Hanağası, kalp ve damar hastalıklarından korunabilmek için yapılan bir çok yöntemin bu hastalığın ilerleme hızını yavaşlattığını ifade ederek, kolesterol ve tansiyon gibi hastalıkların yanı sıra sigara gibi bazı kötü alışkanlıkların da alzheimer hastalığını tetikleyen en önemli faktörler olduğunu vurguladı.

GECİKTİRMEK MÜMKÜN
Hanağası, alzheimerden kaçışın olmadığını ancak, yapılacak bazı uygulamalarla hastalığı geciktirmenin mümkün olduğuna dikkati çekerek, şunları kaydetti:
“Bu hastalık, özellikle beyin kabuğunda bilinmeyen bir nedenden dolayı anormal protein birikiminden kaynaklanıyor.
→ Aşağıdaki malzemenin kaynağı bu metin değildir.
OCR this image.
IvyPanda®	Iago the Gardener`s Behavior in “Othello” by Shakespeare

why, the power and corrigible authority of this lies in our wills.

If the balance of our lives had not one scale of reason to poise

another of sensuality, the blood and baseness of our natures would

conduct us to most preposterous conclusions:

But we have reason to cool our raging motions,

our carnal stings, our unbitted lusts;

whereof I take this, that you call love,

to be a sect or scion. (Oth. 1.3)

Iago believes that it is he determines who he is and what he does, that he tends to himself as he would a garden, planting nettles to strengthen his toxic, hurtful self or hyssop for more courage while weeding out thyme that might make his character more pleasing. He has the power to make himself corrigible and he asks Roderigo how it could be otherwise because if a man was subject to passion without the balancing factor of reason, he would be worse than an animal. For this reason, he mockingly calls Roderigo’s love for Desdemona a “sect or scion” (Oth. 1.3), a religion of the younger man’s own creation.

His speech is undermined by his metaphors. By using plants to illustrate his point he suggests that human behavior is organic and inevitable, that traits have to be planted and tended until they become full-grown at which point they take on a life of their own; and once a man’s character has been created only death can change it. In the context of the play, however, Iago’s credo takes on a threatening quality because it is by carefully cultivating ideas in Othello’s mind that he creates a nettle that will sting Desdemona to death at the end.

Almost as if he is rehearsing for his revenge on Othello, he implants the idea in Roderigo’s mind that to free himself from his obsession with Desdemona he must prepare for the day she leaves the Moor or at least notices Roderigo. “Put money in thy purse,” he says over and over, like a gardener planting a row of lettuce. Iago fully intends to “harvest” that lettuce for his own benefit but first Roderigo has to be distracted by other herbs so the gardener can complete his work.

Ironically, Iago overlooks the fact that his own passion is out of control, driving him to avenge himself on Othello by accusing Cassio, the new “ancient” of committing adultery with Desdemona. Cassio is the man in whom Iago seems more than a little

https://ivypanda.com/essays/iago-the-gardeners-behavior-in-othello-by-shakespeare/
Balık, meyve sebze ve zeytinyağlı yiyeceklerden oluşan ve Akdeniz diyeti olarak bilinen beslenme tarzı hastalığı geciktirirken, kızartma ağırlıklı yağlı yiyecekler ise bu hastalığa yakalanma oranını artırıyor. Bu nedenle beslenirken iki kere düşünmek gerekli” dedi.

“EMEKLİ OLUNCA KÖŞEYE ÇEKİLMEYİN”
Özelikle Türk halkında hakim olan “Emekli oldum. Bir köşeye çekileyim” görüşünün de alzheimeri tetiklediğini ifade eden Hanağası, zihnin sürekli olarak zinde tutulması gerektiğini söyledi.

Sürekli çalışma halindeki zihnin hastalığın ilerleme hızını azalttığına işaret eden Hanağası, “Bu nedenle herkesin emekli de olsa kendisine birer hobi edinmesini öneriyoruz. Hobinin yanı sıra sürekli olarak bulmaca çözmenin de alzheimer hastalığına karşı bir yöntem olduğu biliniyor.”